By Peter Henry
IT WASN’T until 1904 that women attended this university. In January of that year, the Board minutes recorded that “royal letters patent permitting women to receive degrees in the University of Dublin were received from the Lord Lieutenant”. That December, the university admitted women to the ranks of its graduates for the first time, when Isabella Mulvany, Sophie Bryant and Jane Barlow received honorary degrees.
But did another woman sneak into the Public Theatre to take a degree nearly two decades before these took their doctorates?
In April 1885 the Prince and Princess of Wales – the future Edward VII and consort – visited Ireland. Trinity College was one of the couple’s destinations during the royal visit.
They were received in the Examination Hall, where, the Weekly Irish Times said, “thoroughly pleasant humour was the order of the day”.
The newspaper reported: “There was not an inch of space in the hall, and the tedium of the long wait was beguiled with much harmless and hearty sport.” The undergraduates kept their seniors entertained, and, when the heat became uncomfortable: “The whole body of students by common impulse set up the cry ‘win-dow! win-dow!’ … until at last an adventurous don upon the dais seized the rope of one of the skylights.” Unfortunately for the don it was the wrong rope, and the hilarity continued.
The royal pair arrived eventually, and were treated to speeches from the Vice-Chancellor and members of the various societies. The prince recalled that he had previously received an honorary LLD from the university. He had been in Ireland several times previously, and even had his first amorous encounters at The Curragh.
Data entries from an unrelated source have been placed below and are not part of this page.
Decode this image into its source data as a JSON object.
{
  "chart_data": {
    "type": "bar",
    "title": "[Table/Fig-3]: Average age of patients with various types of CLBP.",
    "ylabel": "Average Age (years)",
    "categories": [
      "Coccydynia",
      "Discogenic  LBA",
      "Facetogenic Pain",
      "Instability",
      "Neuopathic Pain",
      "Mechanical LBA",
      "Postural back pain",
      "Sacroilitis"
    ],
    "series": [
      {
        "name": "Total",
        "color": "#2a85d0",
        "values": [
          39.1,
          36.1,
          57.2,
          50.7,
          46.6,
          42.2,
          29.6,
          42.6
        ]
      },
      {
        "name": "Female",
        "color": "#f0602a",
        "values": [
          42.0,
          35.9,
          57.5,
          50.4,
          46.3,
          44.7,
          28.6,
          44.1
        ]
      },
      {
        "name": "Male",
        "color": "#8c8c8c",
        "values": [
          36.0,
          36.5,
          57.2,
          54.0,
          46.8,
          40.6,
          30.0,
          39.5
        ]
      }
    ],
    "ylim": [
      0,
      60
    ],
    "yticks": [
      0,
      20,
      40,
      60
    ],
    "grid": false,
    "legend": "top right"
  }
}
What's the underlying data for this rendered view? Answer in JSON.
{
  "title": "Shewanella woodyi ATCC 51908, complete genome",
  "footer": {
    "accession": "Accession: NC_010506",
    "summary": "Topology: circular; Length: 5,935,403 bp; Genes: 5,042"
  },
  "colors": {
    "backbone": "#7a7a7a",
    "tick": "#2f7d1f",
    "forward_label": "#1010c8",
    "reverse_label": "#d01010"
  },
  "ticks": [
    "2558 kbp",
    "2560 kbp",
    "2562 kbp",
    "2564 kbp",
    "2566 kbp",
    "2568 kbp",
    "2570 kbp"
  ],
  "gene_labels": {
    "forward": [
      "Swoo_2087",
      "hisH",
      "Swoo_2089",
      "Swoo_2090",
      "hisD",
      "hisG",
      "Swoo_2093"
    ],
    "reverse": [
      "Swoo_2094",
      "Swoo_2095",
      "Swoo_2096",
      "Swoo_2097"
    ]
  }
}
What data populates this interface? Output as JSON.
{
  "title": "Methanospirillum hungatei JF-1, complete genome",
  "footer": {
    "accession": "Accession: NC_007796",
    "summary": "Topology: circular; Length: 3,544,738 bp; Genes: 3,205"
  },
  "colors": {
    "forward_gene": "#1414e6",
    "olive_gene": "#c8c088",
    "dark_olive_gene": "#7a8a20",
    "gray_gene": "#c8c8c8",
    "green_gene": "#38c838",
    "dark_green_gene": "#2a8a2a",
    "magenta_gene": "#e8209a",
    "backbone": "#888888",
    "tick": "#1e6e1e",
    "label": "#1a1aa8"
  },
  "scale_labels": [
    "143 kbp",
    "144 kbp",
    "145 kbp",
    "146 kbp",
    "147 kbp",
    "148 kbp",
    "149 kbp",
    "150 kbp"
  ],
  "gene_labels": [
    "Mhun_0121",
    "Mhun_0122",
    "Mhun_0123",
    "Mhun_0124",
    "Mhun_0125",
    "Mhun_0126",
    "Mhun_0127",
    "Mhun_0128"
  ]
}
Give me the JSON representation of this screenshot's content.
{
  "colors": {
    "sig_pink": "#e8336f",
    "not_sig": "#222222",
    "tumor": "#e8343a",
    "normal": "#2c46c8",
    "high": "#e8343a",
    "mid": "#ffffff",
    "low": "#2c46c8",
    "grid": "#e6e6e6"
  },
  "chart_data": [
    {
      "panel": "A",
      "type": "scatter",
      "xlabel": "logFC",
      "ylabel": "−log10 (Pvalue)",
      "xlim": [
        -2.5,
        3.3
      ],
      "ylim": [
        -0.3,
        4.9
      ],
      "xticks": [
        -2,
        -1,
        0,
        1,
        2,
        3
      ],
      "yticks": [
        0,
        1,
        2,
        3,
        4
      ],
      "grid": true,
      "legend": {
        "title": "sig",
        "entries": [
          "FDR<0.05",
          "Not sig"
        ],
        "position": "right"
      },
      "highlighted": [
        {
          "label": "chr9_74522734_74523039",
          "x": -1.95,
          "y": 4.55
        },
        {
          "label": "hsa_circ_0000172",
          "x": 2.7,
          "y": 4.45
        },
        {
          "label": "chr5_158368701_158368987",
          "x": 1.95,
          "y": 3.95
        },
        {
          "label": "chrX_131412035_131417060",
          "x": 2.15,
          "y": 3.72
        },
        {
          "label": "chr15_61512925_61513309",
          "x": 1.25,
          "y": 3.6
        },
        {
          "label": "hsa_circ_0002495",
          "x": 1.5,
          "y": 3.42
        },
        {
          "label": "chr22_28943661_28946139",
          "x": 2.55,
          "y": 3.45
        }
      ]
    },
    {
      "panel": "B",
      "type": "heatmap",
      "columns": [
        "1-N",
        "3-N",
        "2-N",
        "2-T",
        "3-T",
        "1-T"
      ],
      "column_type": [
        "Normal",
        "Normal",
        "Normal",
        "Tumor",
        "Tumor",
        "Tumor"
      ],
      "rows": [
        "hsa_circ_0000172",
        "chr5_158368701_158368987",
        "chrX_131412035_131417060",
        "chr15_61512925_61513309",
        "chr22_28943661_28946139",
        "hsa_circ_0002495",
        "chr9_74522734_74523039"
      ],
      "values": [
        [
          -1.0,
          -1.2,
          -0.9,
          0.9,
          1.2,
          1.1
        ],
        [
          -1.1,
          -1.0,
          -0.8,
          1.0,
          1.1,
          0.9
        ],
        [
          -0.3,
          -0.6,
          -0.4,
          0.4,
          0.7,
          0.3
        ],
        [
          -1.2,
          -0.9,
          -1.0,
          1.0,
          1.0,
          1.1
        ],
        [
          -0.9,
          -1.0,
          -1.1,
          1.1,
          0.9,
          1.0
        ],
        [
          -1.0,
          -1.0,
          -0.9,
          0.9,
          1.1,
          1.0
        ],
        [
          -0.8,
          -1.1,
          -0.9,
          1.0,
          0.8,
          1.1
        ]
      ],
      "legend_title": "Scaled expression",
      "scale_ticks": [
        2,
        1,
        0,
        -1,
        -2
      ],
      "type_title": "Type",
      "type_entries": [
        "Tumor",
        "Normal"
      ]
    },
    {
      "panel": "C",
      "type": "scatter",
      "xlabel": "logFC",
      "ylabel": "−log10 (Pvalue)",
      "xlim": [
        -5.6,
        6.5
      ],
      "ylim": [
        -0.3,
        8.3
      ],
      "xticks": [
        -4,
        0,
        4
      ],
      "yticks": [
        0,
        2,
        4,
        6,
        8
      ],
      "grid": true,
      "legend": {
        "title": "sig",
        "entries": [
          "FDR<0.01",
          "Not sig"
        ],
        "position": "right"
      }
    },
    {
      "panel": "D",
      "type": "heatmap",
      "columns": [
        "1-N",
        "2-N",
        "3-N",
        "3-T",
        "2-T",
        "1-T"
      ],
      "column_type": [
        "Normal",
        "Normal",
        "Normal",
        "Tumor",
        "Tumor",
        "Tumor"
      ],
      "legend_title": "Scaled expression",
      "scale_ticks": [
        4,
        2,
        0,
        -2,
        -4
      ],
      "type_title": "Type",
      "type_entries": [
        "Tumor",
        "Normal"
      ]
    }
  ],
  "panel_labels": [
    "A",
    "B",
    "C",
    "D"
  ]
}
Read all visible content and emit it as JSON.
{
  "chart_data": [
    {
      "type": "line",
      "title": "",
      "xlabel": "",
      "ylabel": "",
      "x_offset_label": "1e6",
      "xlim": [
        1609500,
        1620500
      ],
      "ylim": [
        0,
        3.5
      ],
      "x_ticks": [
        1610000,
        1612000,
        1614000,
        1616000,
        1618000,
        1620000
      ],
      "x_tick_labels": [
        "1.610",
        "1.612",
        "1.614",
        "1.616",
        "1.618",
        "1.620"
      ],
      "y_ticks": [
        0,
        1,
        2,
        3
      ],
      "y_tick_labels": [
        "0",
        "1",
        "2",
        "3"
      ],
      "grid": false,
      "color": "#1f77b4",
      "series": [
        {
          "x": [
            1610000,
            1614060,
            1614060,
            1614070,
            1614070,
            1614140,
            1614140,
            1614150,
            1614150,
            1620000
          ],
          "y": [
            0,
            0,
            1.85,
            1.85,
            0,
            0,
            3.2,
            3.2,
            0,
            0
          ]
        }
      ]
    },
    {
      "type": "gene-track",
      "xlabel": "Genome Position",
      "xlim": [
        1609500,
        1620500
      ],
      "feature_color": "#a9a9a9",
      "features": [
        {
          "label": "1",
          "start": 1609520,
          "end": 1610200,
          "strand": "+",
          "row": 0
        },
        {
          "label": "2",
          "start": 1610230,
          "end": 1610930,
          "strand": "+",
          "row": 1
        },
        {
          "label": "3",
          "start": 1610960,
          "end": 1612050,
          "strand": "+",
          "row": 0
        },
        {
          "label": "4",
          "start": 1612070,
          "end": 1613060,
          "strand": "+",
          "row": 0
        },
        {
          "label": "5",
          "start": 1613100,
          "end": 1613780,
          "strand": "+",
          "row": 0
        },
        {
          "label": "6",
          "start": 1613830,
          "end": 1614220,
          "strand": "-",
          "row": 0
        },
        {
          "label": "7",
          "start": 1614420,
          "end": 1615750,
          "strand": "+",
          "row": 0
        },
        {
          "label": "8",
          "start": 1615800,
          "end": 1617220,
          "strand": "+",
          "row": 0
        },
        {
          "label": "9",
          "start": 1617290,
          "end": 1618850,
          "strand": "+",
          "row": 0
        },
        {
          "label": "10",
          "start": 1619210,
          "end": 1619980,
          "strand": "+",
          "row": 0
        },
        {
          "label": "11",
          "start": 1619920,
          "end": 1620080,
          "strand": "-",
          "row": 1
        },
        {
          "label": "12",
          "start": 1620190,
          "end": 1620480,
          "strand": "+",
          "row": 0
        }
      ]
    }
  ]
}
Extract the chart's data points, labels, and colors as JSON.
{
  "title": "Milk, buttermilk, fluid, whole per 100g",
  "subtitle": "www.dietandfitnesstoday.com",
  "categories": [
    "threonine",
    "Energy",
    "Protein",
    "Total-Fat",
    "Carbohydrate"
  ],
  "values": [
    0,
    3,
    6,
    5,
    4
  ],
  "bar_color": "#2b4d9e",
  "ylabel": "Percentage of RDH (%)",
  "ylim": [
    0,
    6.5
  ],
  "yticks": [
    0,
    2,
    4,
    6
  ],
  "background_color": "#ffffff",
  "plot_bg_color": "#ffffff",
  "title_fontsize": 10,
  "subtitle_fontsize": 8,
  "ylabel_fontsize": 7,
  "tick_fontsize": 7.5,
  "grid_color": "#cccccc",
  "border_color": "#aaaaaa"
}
After the visit, The Graphic newspaper published some attractive depictions of the scene in the Examination Hall. In one, the undergraduates are seen waving their caps as the princess is escorted to her seat, accompanied by the gowned dons and led by the macebearer.
There is a particularly interesting engraving on the same page. The princess is depicted holding a tasseled mortarboard, wearing the gown of a doctor of music. (This is identifiable despite the monochrome of the picture, as it is our only doctors’ gown which is not scarlet – it is white flowered damask with rose satin sleeves and facings.)
In the picture, the princess is being awarded a degree. The caption reads: “The Princess of Wales receiving the certificate of her degree as MusDoc from the Chancellor, Trinity College, Dublin.”
We might call it the MusD degree and be careful to mention the Chancellor in connection with the university instead of the college. But here is a woman receiving a degree from the University of Dublin – many years before those of the fairer sex were officially admitted.
A photo taken by Lafayette at the time shows the princess in her doctors’ gown. Georgina Battiscombe’s 1969 Queen Alexandra also mentions that the princess received the MusD from our university.
But the Weekly Irish Times piece says nothing. Its detailed account says that the royal carriage drove around the college as the crowds cheered, before leaving. But nothing about an honorary degree. Nor is the princess listed in volume three of the DU Catalogue of Graduates, which covers the period, or the 1913 Red Calendar, which lists all those who had received degrees honoris causa from the university up to that year.
On the same visit, the princess was made a doctor of music of the Royal University of Ireland, with her husband being awarded an honorary LLD. The RUI’s garb for a doctor of music was the same as Trinity’s. Could this photograph be of Her Royal Highness in her RUI outfit, rather than Dublin University, as indicated?
Did The Graphic make quite a large mistake, and fabricate its depictions of the scene in the Exam Hall based on confused information from its Dublin reporters, with the biographer Battiscombe being misled many years later? Or did the princess receive a Dublin University degree without the fact being widely publicised?
ON SUNDAY, the great 19th-century scholar, author and Catholic convert John Henry Newman was beatified Pope Benedict XVI in Birmingham.
The young Newman once wrote: “I really think, if anyone should ask me what qualifications were necessary for Trinity College, I should say there was only one – drink, drink, drink.” Sadly, that honour goes to Trinity Oxford, where the blessed-to-be was an undergraduate.
He was later a fellow at Oriel. In the historical essay “The Ancient University of Dublin” in his University Sketches the Oratorian seems to avoid mentioning our Trinity. Similary, the addresses delivered in Dublin and published as The Idea of a University make no mention of Trinity – certainly not directly. Perhaps Father Newman was being tactful, intending to prevent conflict or rivalry between the new Catholic University of Ireland, of which he rector-elect, and the well-established Trinity College.
Did Blessed John Henry Newman have anything to say about Trinity College, Dublin? If a reader knows, I would be interested to hear.